Si maintenant vous poussez votre pointe, vous découvrirez, sous cette sauvagerie, tout un réseau de fédérations locales, aux relations compliquées. On vous montrera avec orgueil les greniers en forme d’alvéoles où les nomades entassent la récolte hâtive, à l’abri d’un coup de main. Eux-mêmes préfèrent vivre sous la tente. Mais toute une population vassale et sédentaire, groupée autour du grenier fortifié, monte la garde et fait la corvée. Ainsi, derrière ces remparts de boue, une féodalité en haillons perpétue l’existence fière et libre, sans passé comme sans lendemain, qui s’étendait à toute la Berbérie, avant l’entrée en scène des nations policées.


III

Avec Carthage commence l’exploitation méthodique du pays.
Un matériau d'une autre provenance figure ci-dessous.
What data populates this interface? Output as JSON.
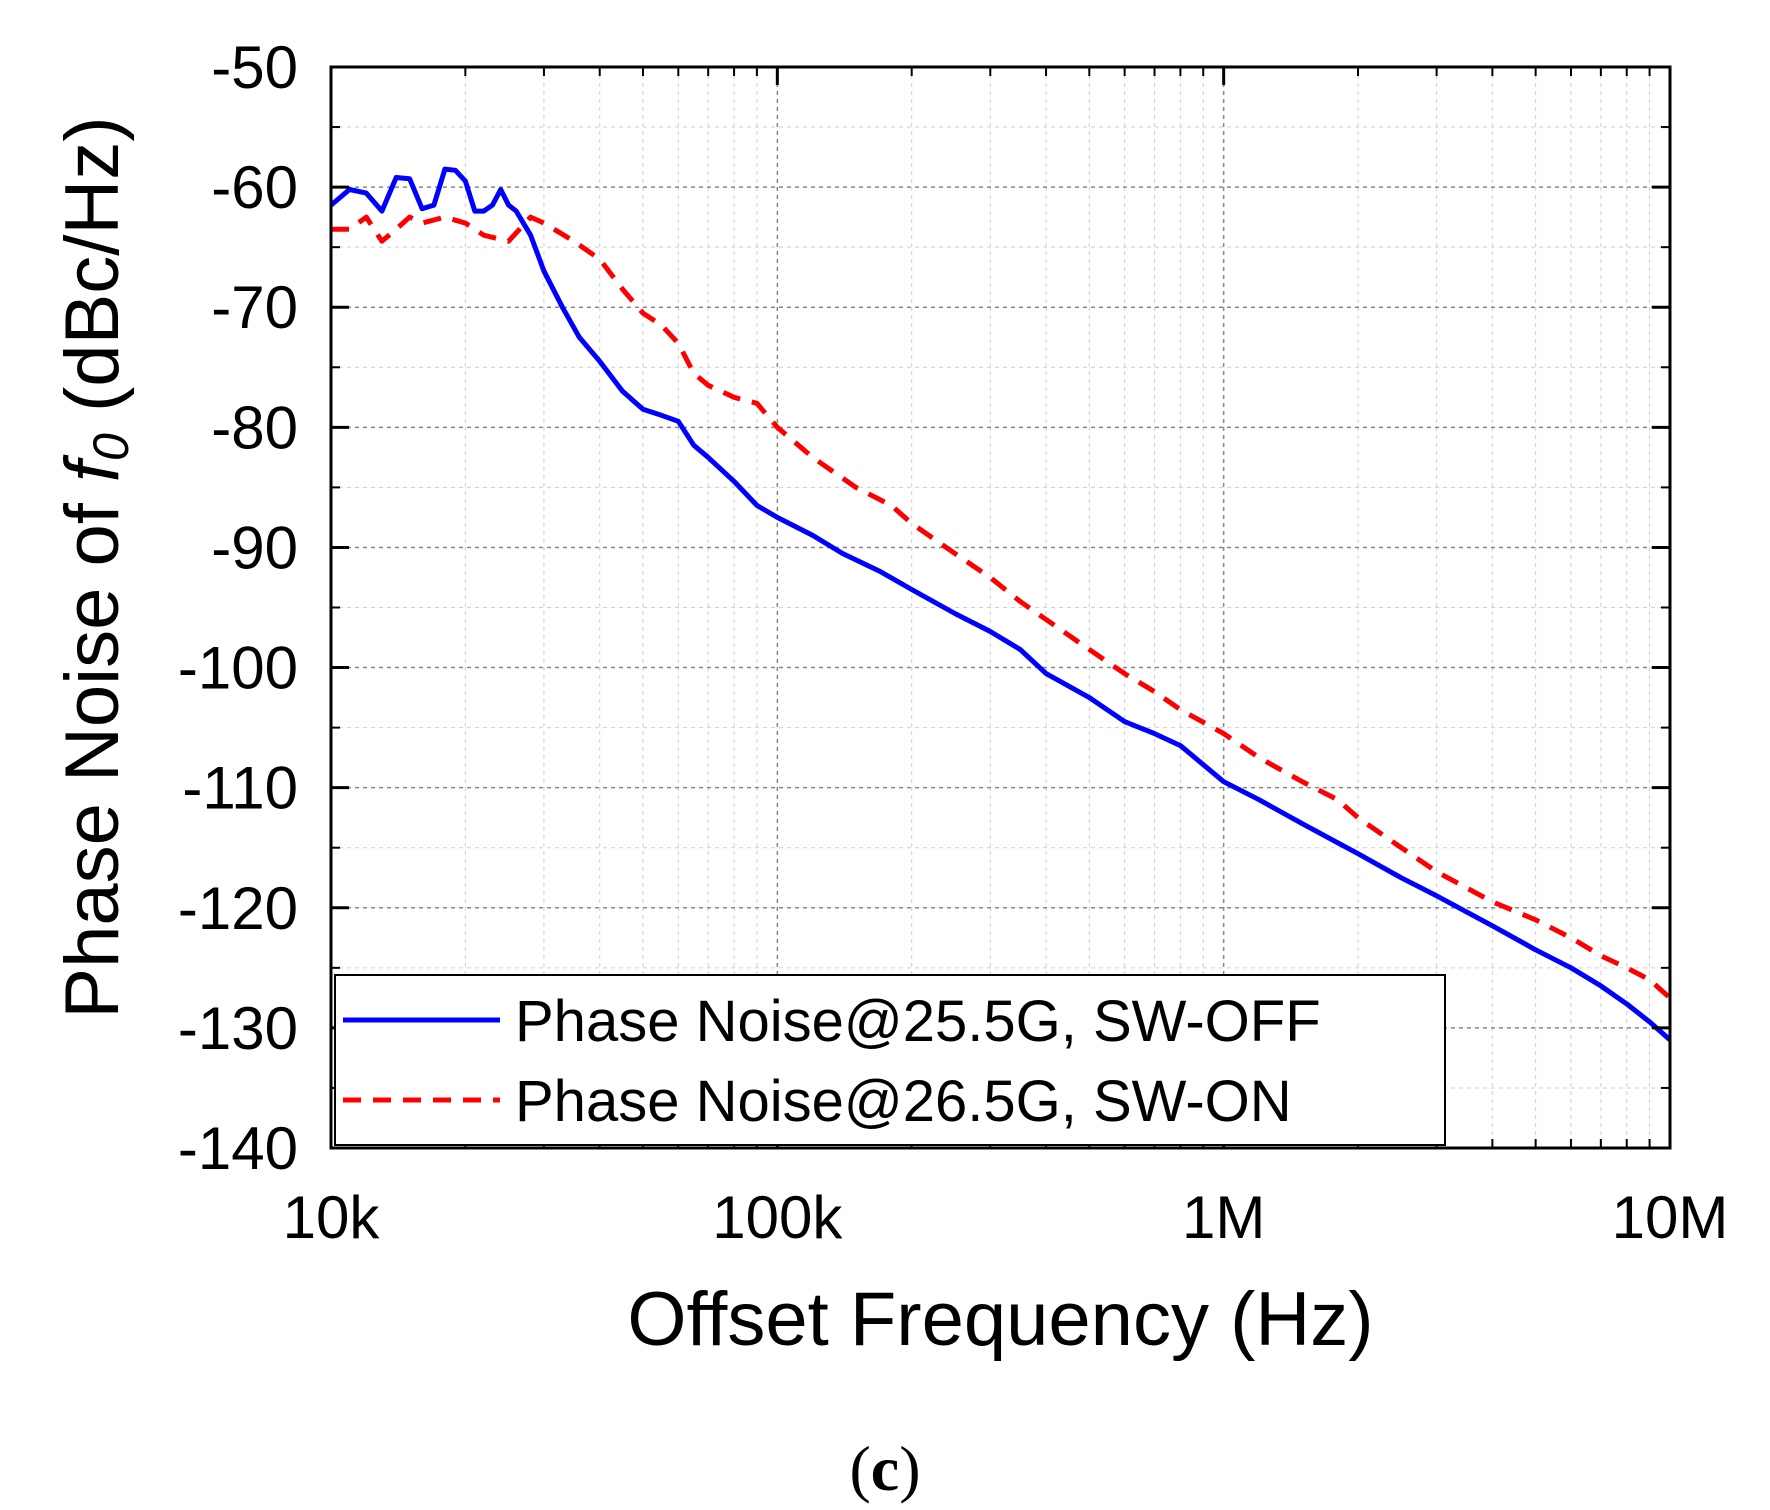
{
  "chart_data": {
    "type": "line",
    "xlabel": "Offset Frequency (Hz)",
    "ylabel_pre": "Phase Noise of ",
    "ylabel_italic": "f",
    "ylabel_sub": "0",
    "ylabel_post": " (dBc/Hz)",
    "x_scale": "log",
    "xlim": [
      10000,
      10000000
    ],
    "ylim": [
      -140,
      -50
    ],
    "x_ticks": [
      {
        "value": 10000,
        "label": "10k"
      },
      {
        "value": 100000,
        "label": "100k"
      },
      {
        "value": 1000000,
        "label": "1M"
      },
      {
        "value": 10000000,
        "label": "10M"
      }
    ],
    "y_ticks": [
      {
        "value": -50,
        "label": "-50"
      },
      {
        "value": -60,
        "label": "-60"
      },
      {
        "value": -70,
        "label": "-70"
      },
      {
        "value": -80,
        "label": "-80"
      },
      {
        "value": -90,
        "label": "-90"
      },
      {
        "value": -100,
        "label": "-100"
      },
      {
        "value": -110,
        "label": "-110"
      },
      {
        "value": -120,
        "label": "-120"
      },
      {
        "value": -130,
        "label": "-130"
      },
      {
        "value": -140,
        "label": "-140"
      }
    ],
    "grid": true,
    "legend_position": "bottom-left",
    "panel_label": {
      "open": "(",
      "letter": "c",
      "close": ")"
    },
    "series": [
      {
        "name": "Phase Noise@25.5G, SW-OFF",
        "color": "#0000ff",
        "style": "solid",
        "x": [
          10000,
          11000,
          12000,
          13000,
          14000,
          15000,
          16000,
          17000,
          18000,
          19000,
          20000,
          21000,
          22000,
          23000,
          24000,
          25000,
          26000,
          28000,
          30000,
          33000,
          36000,
          40000,
          45000,
          50000,
          55000,
          60000,
          65000,
          70000,
          80000,
          90000,
          100000,
          120000,
          140000,
          170000,
          200000,
          250000,
          300000,
          350000,
          400000,
          500000,
          600000,
          700000,
          800000,
          1000000,
          1200000,
          1500000,
          2000000,
          2500000,
          3000000,
          4000000,
          5000000,
          6000000,
          7000000,
          8000000,
          9000000,
          10000000
        ],
        "y": [
          -61.5,
          -60.2,
          -60.5,
          -62.0,
          -59.2,
          -59.3,
          -61.8,
          -61.5,
          -58.5,
          -58.6,
          -59.5,
          -62.0,
          -62.0,
          -61.5,
          -60.2,
          -61.5,
          -62.0,
          -64.0,
          -67.0,
          -70.0,
          -72.5,
          -74.5,
          -77.0,
          -78.5,
          -79.0,
          -79.5,
          -81.5,
          -82.5,
          -84.5,
          -86.5,
          -87.5,
          -89.0,
          -90.5,
          -92.0,
          -93.5,
          -95.5,
          -97.0,
          -98.5,
          -100.5,
          -102.5,
          -104.5,
          -105.5,
          -106.5,
          -109.5,
          -111.0,
          -113.0,
          -115.5,
          -117.5,
          -119.0,
          -121.5,
          -123.5,
          -125.0,
          -126.5,
          -128.0,
          -129.5,
          -131.0
        ]
      },
      {
        "name": "Phase Noise@26.5G, SW-ON",
        "color": "#ff0000",
        "style": "dashed",
        "x": [
          10000,
          11000,
          12000,
          13000,
          14000,
          15000,
          16000,
          18000,
          20000,
          22000,
          25000,
          28000,
          30000,
          35000,
          40000,
          45000,
          50000,
          55000,
          60000,
          65000,
          70000,
          80000,
          90000,
          100000,
          120000,
          150000,
          180000,
          200000,
          250000,
          300000,
          350000,
          400000,
          500000,
          600000,
          700000,
          800000,
          1000000,
          1200000,
          1500000,
          1800000,
          2000000,
          2500000,
          3000000,
          4000000,
          5000000,
          6000000,
          7000000,
          8000000,
          9000000,
          10000000
        ],
        "y": [
          -63.5,
          -63.5,
          -62.5,
          -64.5,
          -63.5,
          -62.5,
          -63.0,
          -62.5,
          -63.0,
          -64.0,
          -64.5,
          -62.5,
          -63.0,
          -64.5,
          -66.0,
          -68.5,
          -70.5,
          -71.5,
          -73.0,
          -75.5,
          -76.5,
          -77.5,
          -78.0,
          -80.0,
          -82.5,
          -85.0,
          -86.5,
          -88.0,
          -90.5,
          -92.5,
          -94.5,
          -96.0,
          -98.5,
          -100.5,
          -102.0,
          -103.5,
          -105.5,
          -107.5,
          -109.5,
          -111.0,
          -112.5,
          -115.0,
          -117.0,
          -119.5,
          -121.0,
          -122.5,
          -124.0,
          -125.0,
          -126.0,
          -127.5
        ]
      }
    ]
  }
}
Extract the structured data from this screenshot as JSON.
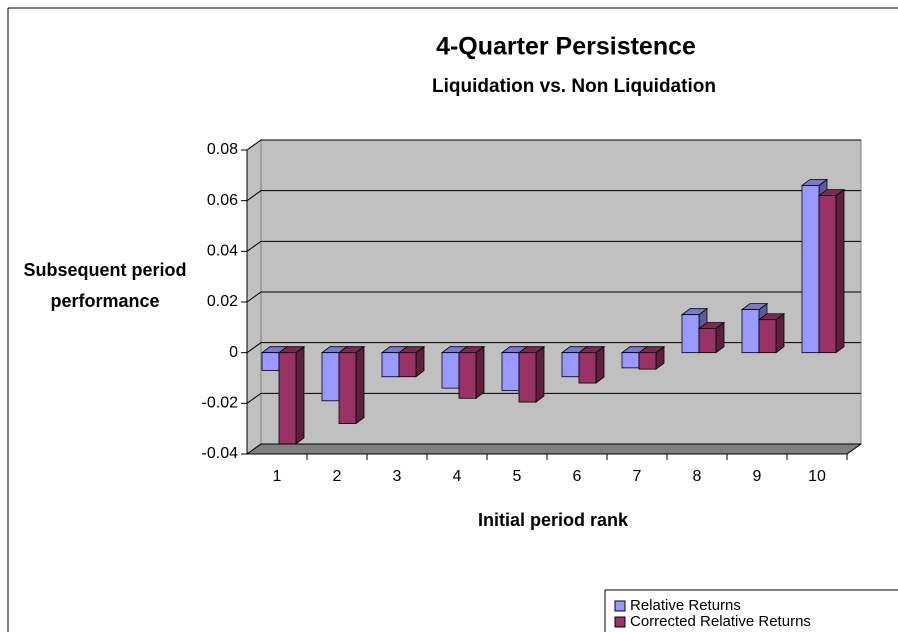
{
  "chart_data": {
    "type": "bar3d",
    "title": "4-Quarter Persistence",
    "subtitle": "Liquidation vs. Non Liquidation",
    "y_label": "Subsequent period performance",
    "x_label": "Initial period rank",
    "categories": [
      "1",
      "2",
      "3",
      "4",
      "5",
      "6",
      "7",
      "8",
      "9",
      "10"
    ],
    "series": [
      {
        "name": "Relative Returns",
        "color": "#9999ff",
        "values": [
          -0.007,
          -0.019,
          -0.0095,
          -0.014,
          -0.015,
          -0.0095,
          -0.006,
          0.015,
          0.017,
          0.066
        ]
      },
      {
        "name": "Corrected Relative Returns",
        "color": "#993366",
        "values": [
          -0.036,
          -0.028,
          -0.0095,
          -0.018,
          -0.0195,
          -0.012,
          -0.0065,
          0.0095,
          0.013,
          0.062
        ]
      }
    ],
    "ylim": [
      -0.04,
      0.08
    ],
    "yticks": [
      -0.04,
      -0.02,
      0,
      0.02,
      0.04,
      0.06,
      0.08
    ],
    "grid": true,
    "legend": "bottom-right"
  }
}
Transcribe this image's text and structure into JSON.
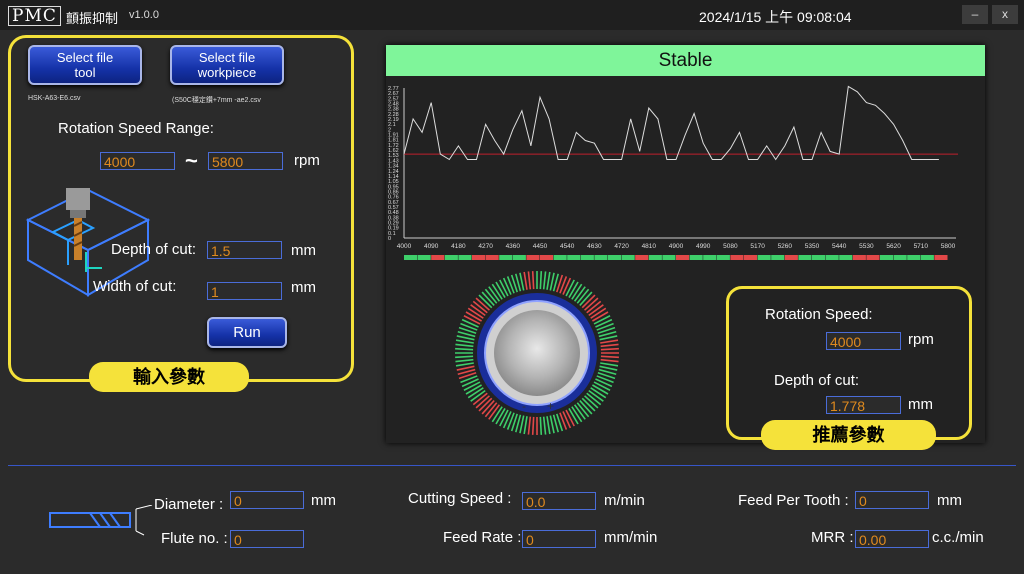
{
  "titlebar": {
    "logo": "PMC",
    "title": "顫振抑制",
    "version": "v1.0.0",
    "datetime": "2024/1/15 上午 09:08:04",
    "minimize": "–",
    "close": "x"
  },
  "input_panel": {
    "select_tool_label": "Select file tool",
    "select_tool_line1": "Select file",
    "select_tool_line2": "tool",
    "select_workpiece_line1": "Select file",
    "select_workpiece_line2": "workpiece",
    "tool_file": "HSK-A63-E6.csv",
    "workpiece_file": "(S50C穩定鑽+7mm -ae2.csv",
    "rotation_speed_range_label": "Rotation Speed Range:",
    "speed_min": "4000",
    "tilde": "~",
    "speed_max": "5800",
    "speed_unit": "rpm",
    "depth_label": "Depth of cut:",
    "depth_value": "1.5",
    "depth_unit": "mm",
    "width_label": "Width of cut:",
    "width_value": "1",
    "width_unit": "mm",
    "run_label": "Run",
    "tag": "輸入參數"
  },
  "status": {
    "text": "Stable",
    "color": "#7ff59a"
  },
  "chart_data": {
    "type": "line",
    "x": [
      4000,
      4030,
      4060,
      4090,
      4120,
      4150,
      4180,
      4210,
      4240,
      4270,
      4300,
      4330,
      4360,
      4390,
      4420,
      4450,
      4480,
      4510,
      4540,
      4570,
      4600,
      4630,
      4660,
      4690,
      4720,
      4750,
      4780,
      4810,
      4840,
      4870,
      4900,
      4930,
      4960,
      4990,
      5020,
      5050,
      5080,
      5110,
      5140,
      5170,
      5200,
      5230,
      5260,
      5290,
      5320,
      5350,
      5380,
      5410,
      5440,
      5470,
      5500,
      5530,
      5560,
      5590,
      5620,
      5650,
      5680,
      5710,
      5740,
      5770
    ],
    "values": [
      1.55,
      2.2,
      1.95,
      2.5,
      1.55,
      1.45,
      1.7,
      1.45,
      1.45,
      2.1,
      1.8,
      1.55,
      2.0,
      2.35,
      1.7,
      2.6,
      2.2,
      1.45,
      1.45,
      1.95,
      1.8,
      1.75,
      1.45,
      1.45,
      1.45,
      2.2,
      1.6,
      2.4,
      2.2,
      1.45,
      1.45,
      1.9,
      2.3,
      1.75,
      1.45,
      1.45,
      1.65,
      1.95,
      1.45,
      1.45,
      1.7,
      1.45,
      1.7,
      2.05,
      1.45,
      1.45,
      1.95,
      1.6,
      1.55,
      2.8,
      2.7,
      2.5,
      2.45,
      2.3,
      2.1,
      1.8,
      1.45,
      1.45,
      1.45,
      1.45
    ],
    "threshold": 1.55,
    "xticks": [
      "4000",
      "4090",
      "4180",
      "4270",
      "4360",
      "4450",
      "4540",
      "4630",
      "4720",
      "4810",
      "4900",
      "4990",
      "5080",
      "5170",
      "5260",
      "5350",
      "5440",
      "5530",
      "5620",
      "5710",
      "5800"
    ],
    "yticks": [
      "2.77",
      "2.67",
      "2.57",
      "2.48",
      "2.38",
      "2.28",
      "2.19",
      "2.1",
      "2",
      "1.91",
      "1.81",
      "1.72",
      "1.62",
      "1.53",
      "1.43",
      "1.34",
      "1.24",
      "1.14",
      "1.05",
      "0.95",
      "0.86",
      "0.76",
      "0.67",
      "0.57",
      "0.48",
      "0.38",
      "0.29",
      "0.19",
      "0.1",
      "0"
    ],
    "ylim": [
      0,
      2.77
    ],
    "xlim": [
      4000,
      5800
    ],
    "line_color": "#dddddd",
    "threshold_color": "#c0202c",
    "stability_segments": [
      1,
      1,
      0,
      1,
      1,
      0,
      0,
      1,
      1,
      0,
      0,
      1,
      1,
      1,
      1,
      1,
      1,
      0,
      1,
      1,
      0,
      1,
      1,
      1,
      0,
      0,
      1,
      1,
      0,
      1,
      1,
      1,
      1,
      0,
      0,
      1,
      1,
      1,
      1,
      0
    ],
    "stable_color": "#3ecf6a",
    "unstable_color": "#e24848"
  },
  "recommend_panel": {
    "rotation_label": "Rotation Speed:",
    "rotation_value": "4000",
    "rotation_unit": "rpm",
    "depth_label": "Depth of cut:",
    "depth_value": "1.778",
    "depth_unit": "mm",
    "tag": "推薦參數",
    "knob_minus": "-",
    "knob_plus": "+"
  },
  "bottom": {
    "diameter_label": "Diameter :",
    "diameter_value": "0",
    "diameter_unit": "mm",
    "flute_label": "Flute no. :",
    "flute_value": "0",
    "cutting_speed_label": "Cutting Speed  :",
    "cutting_speed_value": "0.0",
    "cutting_speed_unit": "m/min",
    "feed_rate_label": "Feed Rate :",
    "feed_rate_value": "0",
    "feed_rate_unit": "mm/min",
    "feed_tooth_label": "Feed Per Tooth :",
    "feed_tooth_value": "0",
    "feed_tooth_unit": "mm",
    "mrr_label": "MRR :",
    "mrr_value": "0.00",
    "mrr_unit": "c.c./min"
  }
}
Ce qui distingue ces marchands célèbres de tous ceux qui ont écume la Méditerranée, c’est qu’à l’exemple de Venise ou de l’Angleterre, ils trafiquaient l’épée au côté. Ils avaient une politique, une armée, une grande marine de commerce et de guerre. Le choix de leur capitale les montre aussi hardis marins que méfians et circonspects envers les populations de l’intérieur. Quel enseignement que la comparaison de Carthage avec Tunis ! Carthage, au fond d’une rade foraine, brave l’insulte qui vient du large, et, au lieu de masquer son port, le taille en pleine mer. Mais, campée sur le sol d’Afrique, elle se protège contre les habitans du pays par une triple ceinture de collines, de marais et d’eau salée. Tunis domine les routes de terre ; mais, du côté de la mer, elle est timide, irrésolue. Elle se blottit derrière un lac sans profondeur, inaccessible aux vaisseaux de haut bord. C’est un repaire de pirates qui n’osent affronter l’ennemi en face.